Ah, Valentine’s Day. A day of kissy-faced fealty, bitter compatriotism of the solitary, and rampant emotional eating.
I took a lovely morning stroll along the Huntington River with Bubo and marveled at Mount Mansfield. I do believe Great Great Uncle O. Underhill knew a thing or two about serenity; this land does quiet the storms of the mind.
It also makes Bubo a good deal less cantankerous, which is miraculous and delightful. She’s still a curmudgeonly thing, but with a twinkle in her eyes.
Scholars have long bandied about the origins of the modern Valentine’s Day; clearly man has not been handing out chocolates and greeting cards since the beginnings of time. There is a good deal of debate about whether or not Valentine’s Day has anything to do with the ancient Roman festival of Lupercalia; some scholars assert it is a natural explanation, and some argue that the only thing these two celebrations have in common is the date. Never-the-less, I find Lupercalia fascinating.
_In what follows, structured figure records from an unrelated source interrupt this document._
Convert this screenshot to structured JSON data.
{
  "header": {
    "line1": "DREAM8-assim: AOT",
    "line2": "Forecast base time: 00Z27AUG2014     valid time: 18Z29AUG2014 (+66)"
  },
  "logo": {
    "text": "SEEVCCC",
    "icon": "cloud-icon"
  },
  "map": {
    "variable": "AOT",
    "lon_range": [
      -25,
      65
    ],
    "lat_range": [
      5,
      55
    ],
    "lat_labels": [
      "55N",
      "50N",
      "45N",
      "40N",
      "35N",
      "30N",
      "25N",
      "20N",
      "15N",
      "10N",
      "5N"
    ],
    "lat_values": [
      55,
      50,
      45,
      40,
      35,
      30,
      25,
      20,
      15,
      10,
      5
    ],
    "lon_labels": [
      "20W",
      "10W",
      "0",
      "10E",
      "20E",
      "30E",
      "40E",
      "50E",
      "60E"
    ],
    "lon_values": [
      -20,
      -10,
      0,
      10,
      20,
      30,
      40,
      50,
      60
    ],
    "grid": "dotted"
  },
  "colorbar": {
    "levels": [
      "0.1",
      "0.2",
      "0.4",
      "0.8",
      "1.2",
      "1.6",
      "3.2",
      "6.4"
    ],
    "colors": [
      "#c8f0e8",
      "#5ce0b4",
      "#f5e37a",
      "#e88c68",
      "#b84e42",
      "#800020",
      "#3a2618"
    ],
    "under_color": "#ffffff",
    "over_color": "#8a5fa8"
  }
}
Celebrated during the Ides of February (the 13th through the 15th), Lupercalia was a pastoral festival to avert evil spirits, purify the city (Rome), and celebrate fertility and health. The Luperci (an order of Roman priests) would start the festival off by gathering at the Lupercal cave, where Romulus and Remus (the founders of Rome) were suckled by the She-Wolf. (Some claim the She-Wolf’s name was Lupa.) The Luperci would sacrifice goats and dogs, for fertility. Then, after rituals and a meal, the priests would make crude whips (thongs) out of the sacrificial animals’ hides and then run through the streets, striking anyone they met, especially women. And the women would line up to be touched or hit with these thongs, believing this act would increase their fertility and would make childbirth easier.
The goat-skin was called februum and the month during which this Lupercalia festival took place? Februarius. Have you connected the dots, m’dears?
This purification and fertility festival was important to a land full of shepherds, dependent on their flocks and their own fertility, as they were.
I’m sure things got rather raucous. I can’t imagine a gaggle of mostly naked men running pell-mell through the streets whipping people (mostly women) with februum being anything but raucous.
I am content to spend today quietly. I have just uncovered Uncle Underhill’s stash of field journals and I intend to spend the evening reading in front of the fire with a glass of port and my best owl.
Below is a photo of another field mouse. This one Bubo claims was too sweet and so she did not snatch it. There was some discussion of my wrapping the little thing in bacon. Bubo, wouldn’t you know, is on the hunt for umami.